As for the Republicans, they made a determination two weeks before Mr. Obama was sworn in as president; they would not cooperate at all. Senator Mitch McConnell (R-KY) stated, "the reward for playing team ball this year was the reversal of the political environment and the possibility that we will have a bigger team next year." So no matter what was on offer, the GOP was to be the Party of No, hoping that their natural recovery during mid-term elections would be exaggerated.

They have behaved, not to put too fine a point on it, stupidly. They are allegedly the party of fiscal responsibility, and even engaging in the doublethink needed to excuse the profligacy of 2001-2008, they balked when it looked bipartisan. They backed the pay-go rule in Congress, which essentially says that any new spending must be funded by a tax increase or a spending cut elsewhere. It is the fiscally responsible move that created the Clinton years' budget surpluses. Few can reasonably argue against it. However, once Mr. Obama came out in favor of it, seven of the rules' Republican sponsors actually voted against their own sensible proposal.

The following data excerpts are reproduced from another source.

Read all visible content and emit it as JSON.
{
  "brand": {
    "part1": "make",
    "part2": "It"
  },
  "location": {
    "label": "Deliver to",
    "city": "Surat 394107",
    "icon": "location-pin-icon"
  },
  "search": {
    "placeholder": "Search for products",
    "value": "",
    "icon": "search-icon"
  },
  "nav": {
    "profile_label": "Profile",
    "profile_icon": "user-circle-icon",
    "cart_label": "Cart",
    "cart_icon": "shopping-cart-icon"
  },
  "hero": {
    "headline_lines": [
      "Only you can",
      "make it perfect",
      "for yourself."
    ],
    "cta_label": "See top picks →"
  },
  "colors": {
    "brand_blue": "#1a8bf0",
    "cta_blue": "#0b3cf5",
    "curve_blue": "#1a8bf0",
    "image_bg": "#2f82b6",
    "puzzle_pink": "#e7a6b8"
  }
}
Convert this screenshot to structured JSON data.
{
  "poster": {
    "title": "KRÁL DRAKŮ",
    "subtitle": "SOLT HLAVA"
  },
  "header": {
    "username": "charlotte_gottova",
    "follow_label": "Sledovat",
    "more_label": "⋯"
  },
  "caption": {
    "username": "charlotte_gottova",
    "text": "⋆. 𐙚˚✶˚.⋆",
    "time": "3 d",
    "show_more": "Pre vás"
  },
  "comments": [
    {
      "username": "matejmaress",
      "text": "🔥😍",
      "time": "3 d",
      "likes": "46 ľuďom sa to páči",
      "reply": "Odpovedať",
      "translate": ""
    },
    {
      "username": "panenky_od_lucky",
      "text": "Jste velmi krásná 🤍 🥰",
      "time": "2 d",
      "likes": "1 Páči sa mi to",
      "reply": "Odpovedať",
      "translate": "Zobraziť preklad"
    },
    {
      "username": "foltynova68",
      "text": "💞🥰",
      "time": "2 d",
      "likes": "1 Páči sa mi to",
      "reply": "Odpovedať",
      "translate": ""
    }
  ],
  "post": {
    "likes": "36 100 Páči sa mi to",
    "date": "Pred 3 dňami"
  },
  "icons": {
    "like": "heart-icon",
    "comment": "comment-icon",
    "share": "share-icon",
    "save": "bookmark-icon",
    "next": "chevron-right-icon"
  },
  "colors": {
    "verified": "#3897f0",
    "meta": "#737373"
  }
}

Senator Jim DeMint (R-SC) stated the GOP's position, "If we're able to stop Obama on this, it will be his Waterloo. It will break him." While one doesn't believe for a moment that conservatives care less about the sick than liberals, it is clear from this statement that this was never about health, nor insurance, nor reform. It was about undermining the landslide victory of the Obama team in November 2008. David Frum, of the W administration, is on record as saying that the GOP made a strategic mistake in not negotiating a better deal. Inhabitants of the nether regions of Glennbeckistan obviously disagree. Now that they have lost, the fissures within the rightist bloc will become even more apparent. Full on resistance has failed; so, now what do they do?

This is Waterloo, and as this journal predicted, Mr. Obama is playing the role of the Duke of Wellington. What is most interesting is that the progressives who bitched and moaned about the bill fell into line. They played the role of Blucher's troops, arriving late in the day on Wellington's left, dressed in blue, causing the Bonapartists to break.

The Republicans made a huge mistake. They failed to understand that the minority can't carry the day, but it can alter the course of legislation. They opted not to negotiate, and as a result, they failed to influence the result. They acted against their own interests in order to stay ideologically pure. In doing so, they lost.